Railsr, the fintech formerly known as Railsbank, raises $46 million • TechCrunch

Integrated banking has seen heartbreaking growth in recent years as businesses have turned to APIs to integrate financial services such as credit, payments, and deposits to increase revenue. Today, with the tech finance landscape in turmoil, a company in the integrated finance market has launched a growth cycle that underscores the pressure being felt in this particular area of ​​fintech.

Railsr, the London-based startup that changed its name from Railsbank earlier this year, raised $46 million, a Series C that comes in the form of $26 million in equity and $20 million in debt. The equity share is an inside round, meaning all regular investors, with Anthos Capital leading and Ventura, Outrun Ventures, CreditEase and Moneta also participating. Mars Capital has provided the debt, which CEO and co-founder Nigel Verdon says will be used for the same purposes as equity, but at a lower cost. “Stocks are expensive right now,” he said.

The company does not disclose its exact valuation: Verdon called it “fair value” for the current market and indirectly confirmed that it was down from its Series B a year ago, when it had raised $70 million (also led by Anthos), and Verdon said its valuation was approaching $1 billion, describing it as a “quasi-unicorn”.

“It’s definitely not last year’s valuation,” he said of today’s Serie C. “Prices have dropped dramatically.”

The business is not yet profitable, Verdon noted in a statement today, describing this cycle as “an important milestone on our road to profitability.”

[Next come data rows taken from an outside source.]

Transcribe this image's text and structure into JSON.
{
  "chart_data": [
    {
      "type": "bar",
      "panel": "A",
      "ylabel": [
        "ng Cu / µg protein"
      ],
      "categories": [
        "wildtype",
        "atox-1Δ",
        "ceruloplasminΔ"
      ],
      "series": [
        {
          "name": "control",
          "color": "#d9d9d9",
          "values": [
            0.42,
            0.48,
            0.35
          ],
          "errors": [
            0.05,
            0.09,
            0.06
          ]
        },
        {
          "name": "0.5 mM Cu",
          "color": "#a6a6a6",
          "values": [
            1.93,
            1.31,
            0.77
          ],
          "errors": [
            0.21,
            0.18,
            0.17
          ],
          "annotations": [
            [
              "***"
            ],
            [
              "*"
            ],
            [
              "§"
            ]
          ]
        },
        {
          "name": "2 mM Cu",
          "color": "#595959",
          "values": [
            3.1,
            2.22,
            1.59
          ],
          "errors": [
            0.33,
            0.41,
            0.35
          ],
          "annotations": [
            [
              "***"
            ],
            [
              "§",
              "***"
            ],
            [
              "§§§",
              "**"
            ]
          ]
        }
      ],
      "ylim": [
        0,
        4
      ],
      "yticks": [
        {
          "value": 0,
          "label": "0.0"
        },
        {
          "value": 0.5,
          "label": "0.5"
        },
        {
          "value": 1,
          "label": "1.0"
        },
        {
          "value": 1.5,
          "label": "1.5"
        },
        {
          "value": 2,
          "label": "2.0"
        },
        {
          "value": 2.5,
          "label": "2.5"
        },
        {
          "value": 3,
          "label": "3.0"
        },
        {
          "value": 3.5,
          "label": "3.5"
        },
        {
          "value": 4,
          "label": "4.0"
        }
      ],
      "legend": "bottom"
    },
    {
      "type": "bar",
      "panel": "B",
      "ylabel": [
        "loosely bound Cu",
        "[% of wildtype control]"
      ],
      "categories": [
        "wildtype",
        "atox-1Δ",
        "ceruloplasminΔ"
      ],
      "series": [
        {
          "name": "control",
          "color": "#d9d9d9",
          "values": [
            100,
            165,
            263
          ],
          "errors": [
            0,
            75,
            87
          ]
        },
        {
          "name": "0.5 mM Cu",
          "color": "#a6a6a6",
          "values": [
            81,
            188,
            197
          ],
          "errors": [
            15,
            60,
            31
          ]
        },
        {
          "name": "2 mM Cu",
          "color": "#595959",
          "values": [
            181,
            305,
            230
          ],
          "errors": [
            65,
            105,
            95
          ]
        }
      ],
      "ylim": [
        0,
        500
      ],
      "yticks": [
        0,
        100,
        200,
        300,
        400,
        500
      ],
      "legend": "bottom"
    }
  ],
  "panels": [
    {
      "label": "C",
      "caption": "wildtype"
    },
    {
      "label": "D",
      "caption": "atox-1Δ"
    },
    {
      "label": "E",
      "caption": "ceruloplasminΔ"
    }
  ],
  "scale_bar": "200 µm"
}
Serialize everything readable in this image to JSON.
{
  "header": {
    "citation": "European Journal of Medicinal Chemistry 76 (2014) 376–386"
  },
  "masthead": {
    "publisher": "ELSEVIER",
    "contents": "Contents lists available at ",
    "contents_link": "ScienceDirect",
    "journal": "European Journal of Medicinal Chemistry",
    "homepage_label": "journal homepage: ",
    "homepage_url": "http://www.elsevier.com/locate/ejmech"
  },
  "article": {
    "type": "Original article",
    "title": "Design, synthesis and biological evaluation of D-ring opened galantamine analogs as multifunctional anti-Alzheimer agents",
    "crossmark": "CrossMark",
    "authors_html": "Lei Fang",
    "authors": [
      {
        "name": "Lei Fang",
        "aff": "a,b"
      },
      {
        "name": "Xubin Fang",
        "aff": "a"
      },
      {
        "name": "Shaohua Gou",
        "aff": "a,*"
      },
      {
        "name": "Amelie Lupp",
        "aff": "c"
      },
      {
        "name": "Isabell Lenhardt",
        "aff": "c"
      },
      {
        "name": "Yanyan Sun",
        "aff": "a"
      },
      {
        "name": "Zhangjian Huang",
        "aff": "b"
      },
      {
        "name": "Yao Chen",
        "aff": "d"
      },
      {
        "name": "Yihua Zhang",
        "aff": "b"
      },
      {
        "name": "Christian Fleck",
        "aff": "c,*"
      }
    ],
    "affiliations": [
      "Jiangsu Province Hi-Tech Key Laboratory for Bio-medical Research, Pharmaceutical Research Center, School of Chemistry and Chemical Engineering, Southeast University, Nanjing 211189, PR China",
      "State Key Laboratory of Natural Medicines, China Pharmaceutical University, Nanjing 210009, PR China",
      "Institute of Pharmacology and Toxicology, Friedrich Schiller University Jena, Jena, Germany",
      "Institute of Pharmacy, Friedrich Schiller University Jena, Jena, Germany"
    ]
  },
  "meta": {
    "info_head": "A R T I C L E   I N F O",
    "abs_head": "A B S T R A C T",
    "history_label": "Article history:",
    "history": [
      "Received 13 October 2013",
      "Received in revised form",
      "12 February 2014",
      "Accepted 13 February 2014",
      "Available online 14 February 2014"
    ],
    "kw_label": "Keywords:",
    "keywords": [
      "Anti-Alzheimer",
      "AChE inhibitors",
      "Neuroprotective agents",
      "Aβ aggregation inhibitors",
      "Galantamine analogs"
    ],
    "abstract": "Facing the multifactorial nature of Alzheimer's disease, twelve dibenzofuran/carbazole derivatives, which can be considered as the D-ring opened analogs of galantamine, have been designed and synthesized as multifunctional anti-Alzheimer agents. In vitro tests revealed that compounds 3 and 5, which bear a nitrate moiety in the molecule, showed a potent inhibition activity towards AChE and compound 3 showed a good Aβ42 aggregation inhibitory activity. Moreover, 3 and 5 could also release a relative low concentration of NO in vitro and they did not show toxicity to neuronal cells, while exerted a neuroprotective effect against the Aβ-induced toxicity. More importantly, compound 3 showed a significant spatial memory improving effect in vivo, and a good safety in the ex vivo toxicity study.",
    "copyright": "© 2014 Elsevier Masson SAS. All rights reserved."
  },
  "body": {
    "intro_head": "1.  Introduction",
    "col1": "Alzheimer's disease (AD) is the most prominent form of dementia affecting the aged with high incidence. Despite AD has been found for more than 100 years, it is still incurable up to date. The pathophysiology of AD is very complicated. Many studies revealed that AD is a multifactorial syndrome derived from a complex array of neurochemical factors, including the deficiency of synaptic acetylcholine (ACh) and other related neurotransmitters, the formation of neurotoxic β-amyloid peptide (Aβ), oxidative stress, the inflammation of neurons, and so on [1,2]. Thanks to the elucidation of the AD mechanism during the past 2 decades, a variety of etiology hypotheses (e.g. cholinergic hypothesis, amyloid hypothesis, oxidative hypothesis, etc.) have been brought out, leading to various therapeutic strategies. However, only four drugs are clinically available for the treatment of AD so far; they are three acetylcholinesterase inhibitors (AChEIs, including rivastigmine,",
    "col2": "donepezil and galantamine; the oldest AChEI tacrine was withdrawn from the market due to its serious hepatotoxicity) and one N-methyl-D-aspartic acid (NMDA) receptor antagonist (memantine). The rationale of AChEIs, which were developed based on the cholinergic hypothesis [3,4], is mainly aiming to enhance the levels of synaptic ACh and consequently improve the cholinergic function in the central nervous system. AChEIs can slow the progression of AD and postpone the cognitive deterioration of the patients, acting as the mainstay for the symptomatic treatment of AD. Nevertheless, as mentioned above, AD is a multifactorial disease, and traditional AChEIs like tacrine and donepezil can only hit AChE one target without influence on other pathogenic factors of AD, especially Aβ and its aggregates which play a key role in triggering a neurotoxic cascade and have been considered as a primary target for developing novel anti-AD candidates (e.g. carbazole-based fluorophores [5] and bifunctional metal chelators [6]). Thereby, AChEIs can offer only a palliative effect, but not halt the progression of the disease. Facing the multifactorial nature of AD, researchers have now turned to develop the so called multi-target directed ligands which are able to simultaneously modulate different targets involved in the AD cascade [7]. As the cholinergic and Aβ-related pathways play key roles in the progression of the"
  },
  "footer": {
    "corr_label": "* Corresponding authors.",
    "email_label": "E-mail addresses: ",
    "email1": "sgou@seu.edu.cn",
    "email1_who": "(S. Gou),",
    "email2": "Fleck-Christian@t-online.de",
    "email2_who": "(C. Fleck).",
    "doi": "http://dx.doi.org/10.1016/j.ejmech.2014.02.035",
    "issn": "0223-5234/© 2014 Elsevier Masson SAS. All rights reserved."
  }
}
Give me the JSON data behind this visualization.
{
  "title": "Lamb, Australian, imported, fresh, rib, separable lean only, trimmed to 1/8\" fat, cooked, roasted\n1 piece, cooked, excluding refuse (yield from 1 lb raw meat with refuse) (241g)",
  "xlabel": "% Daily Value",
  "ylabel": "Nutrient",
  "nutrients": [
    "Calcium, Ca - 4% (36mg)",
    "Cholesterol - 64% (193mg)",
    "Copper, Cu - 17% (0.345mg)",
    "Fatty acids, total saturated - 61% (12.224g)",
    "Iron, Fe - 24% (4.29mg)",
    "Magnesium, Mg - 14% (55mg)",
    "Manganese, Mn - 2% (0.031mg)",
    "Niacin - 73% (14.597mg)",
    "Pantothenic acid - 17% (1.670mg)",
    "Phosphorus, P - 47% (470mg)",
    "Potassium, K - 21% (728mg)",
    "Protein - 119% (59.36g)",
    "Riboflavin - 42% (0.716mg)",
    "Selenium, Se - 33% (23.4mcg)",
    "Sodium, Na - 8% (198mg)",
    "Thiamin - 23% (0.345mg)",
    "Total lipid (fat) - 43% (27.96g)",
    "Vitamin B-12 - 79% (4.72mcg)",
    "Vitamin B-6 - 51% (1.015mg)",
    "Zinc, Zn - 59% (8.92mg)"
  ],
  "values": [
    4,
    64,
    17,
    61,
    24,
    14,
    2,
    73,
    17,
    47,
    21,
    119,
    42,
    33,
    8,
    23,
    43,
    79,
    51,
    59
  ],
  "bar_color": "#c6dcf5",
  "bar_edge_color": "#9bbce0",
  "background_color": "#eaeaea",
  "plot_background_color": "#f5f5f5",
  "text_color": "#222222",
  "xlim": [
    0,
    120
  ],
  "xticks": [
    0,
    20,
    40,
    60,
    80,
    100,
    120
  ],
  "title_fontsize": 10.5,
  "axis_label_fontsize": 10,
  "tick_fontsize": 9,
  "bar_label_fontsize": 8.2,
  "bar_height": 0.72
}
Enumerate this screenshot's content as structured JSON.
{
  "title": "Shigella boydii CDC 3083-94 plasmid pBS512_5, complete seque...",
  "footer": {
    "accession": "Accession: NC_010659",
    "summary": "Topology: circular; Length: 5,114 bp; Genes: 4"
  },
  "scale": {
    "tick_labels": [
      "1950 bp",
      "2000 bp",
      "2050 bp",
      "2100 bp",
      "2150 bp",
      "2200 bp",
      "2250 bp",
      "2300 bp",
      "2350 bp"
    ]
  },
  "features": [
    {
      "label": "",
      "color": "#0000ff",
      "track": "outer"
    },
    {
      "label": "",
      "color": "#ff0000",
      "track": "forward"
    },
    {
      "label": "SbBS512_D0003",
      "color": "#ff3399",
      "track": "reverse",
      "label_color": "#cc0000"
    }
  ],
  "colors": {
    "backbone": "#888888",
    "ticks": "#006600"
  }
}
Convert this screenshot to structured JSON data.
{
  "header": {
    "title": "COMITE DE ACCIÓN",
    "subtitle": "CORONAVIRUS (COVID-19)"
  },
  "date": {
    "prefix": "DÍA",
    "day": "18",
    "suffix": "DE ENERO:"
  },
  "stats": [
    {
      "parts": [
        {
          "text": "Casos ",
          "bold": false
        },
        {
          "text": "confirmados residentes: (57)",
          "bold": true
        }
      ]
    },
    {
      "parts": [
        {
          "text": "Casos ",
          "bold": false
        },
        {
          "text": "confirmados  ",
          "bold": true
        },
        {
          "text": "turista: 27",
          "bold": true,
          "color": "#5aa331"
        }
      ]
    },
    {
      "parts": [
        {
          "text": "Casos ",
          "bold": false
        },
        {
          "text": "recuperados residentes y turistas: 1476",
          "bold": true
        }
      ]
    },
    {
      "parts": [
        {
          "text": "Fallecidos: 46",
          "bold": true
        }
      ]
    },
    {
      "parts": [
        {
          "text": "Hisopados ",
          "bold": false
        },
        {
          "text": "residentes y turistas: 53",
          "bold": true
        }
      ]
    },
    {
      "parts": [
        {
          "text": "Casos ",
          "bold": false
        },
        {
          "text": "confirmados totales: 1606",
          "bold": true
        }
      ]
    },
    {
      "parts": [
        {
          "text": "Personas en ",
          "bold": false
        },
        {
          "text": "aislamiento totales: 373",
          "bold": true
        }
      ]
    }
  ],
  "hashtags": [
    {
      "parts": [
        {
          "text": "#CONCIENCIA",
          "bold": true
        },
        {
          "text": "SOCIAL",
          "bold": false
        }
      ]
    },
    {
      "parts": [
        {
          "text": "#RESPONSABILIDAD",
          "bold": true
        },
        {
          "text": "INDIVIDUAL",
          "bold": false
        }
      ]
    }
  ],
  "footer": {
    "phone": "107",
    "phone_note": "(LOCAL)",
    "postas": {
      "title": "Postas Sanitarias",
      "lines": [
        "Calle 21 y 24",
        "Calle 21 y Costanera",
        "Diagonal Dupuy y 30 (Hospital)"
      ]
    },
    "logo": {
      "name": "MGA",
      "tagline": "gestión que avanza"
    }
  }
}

The state of the market, it seems, is not far off from the state of Railsr itself. Its home market currency, the pound, has been shaken against the dollar and many believe the world is on course for a wider recession. Buying activity is slowing at the macro level, even when there are still opportunities to serve customers, even in a more bearish mood.

This all plays out positively and negatively for Railsr.

Verdon said Railsr had suffered a series of layoffs, cutting its workforce earlier this year by around 14%, or 70 people. It has also reduced its operations in South East Asia and Australia, where it now has a “skeletal team” and instead focuses on business in the UK and Europe. “The playbook focuses on our strengths,” he said.

On the other hand, the company appointed a new president, Rick Haythornthwaite, the former president of Mastercard, and revenues increased by 50% in the first half of the year, with growth, albeit less, expected for the second half, the figures according to Verdon being lower. previous projections but still going in the right direction.

Its number of customers, meanwhile, now stands at 300, up from 220 a year ago, who use Railsr’s APIs to power credit, credit cards, loyalty and more traditional banking services. .

The verticals it targets include businesses in the retail, venues, sports and events sectors; as well as other fintechs. It may seem strange that a fintech does not create its own fintech services, but usually it is because the company can focus more on other areas like insurance or payroll and use integrated financial services to expand rapidly into adjacent areas that are not their core. skill. In the case of more direct banking service providers, such as neobanks, the business may focus on personalization and customer service. The bank thus becomes a basic (almost commoditized) product that is easier and faster to integrate with an API rather than starting from scratch.

Railsr cites Wagestream, Aviva and racing car brand McLaren (via QtmPay) as case studies on its site, and also notes that HelloCash, Sodexo and Payine are customers. Partners to provide services and integrations include AWS, Salesforce, Visa, MasterCard and Plaid.

Embedded finance has generally been one of the most bullish areas of the financial services market, so much so that even current research that accounts for the state of the market appears to be positive for its growth. Railsr quotes data from Bain & Company earlier this month that integrated finance was powering some $2.6 trillion in financial transactions in the United States in 2021, and that this figure is expected to continue to grow, to exceed $7 trillion by 2026.

This is one of the reasons why existing investors are ready to back Railsr again.

“It has been a pleasure to see Railsr grow stronger as a challenger to old finance and a creator of the integrated financial economy,” said Meirav Harnoy, co-founder and managing partner of Moneta VC. “Railsr’s customers, technology and people have impressed me since I led the Series A investment round. I can’t wait to see what’s next.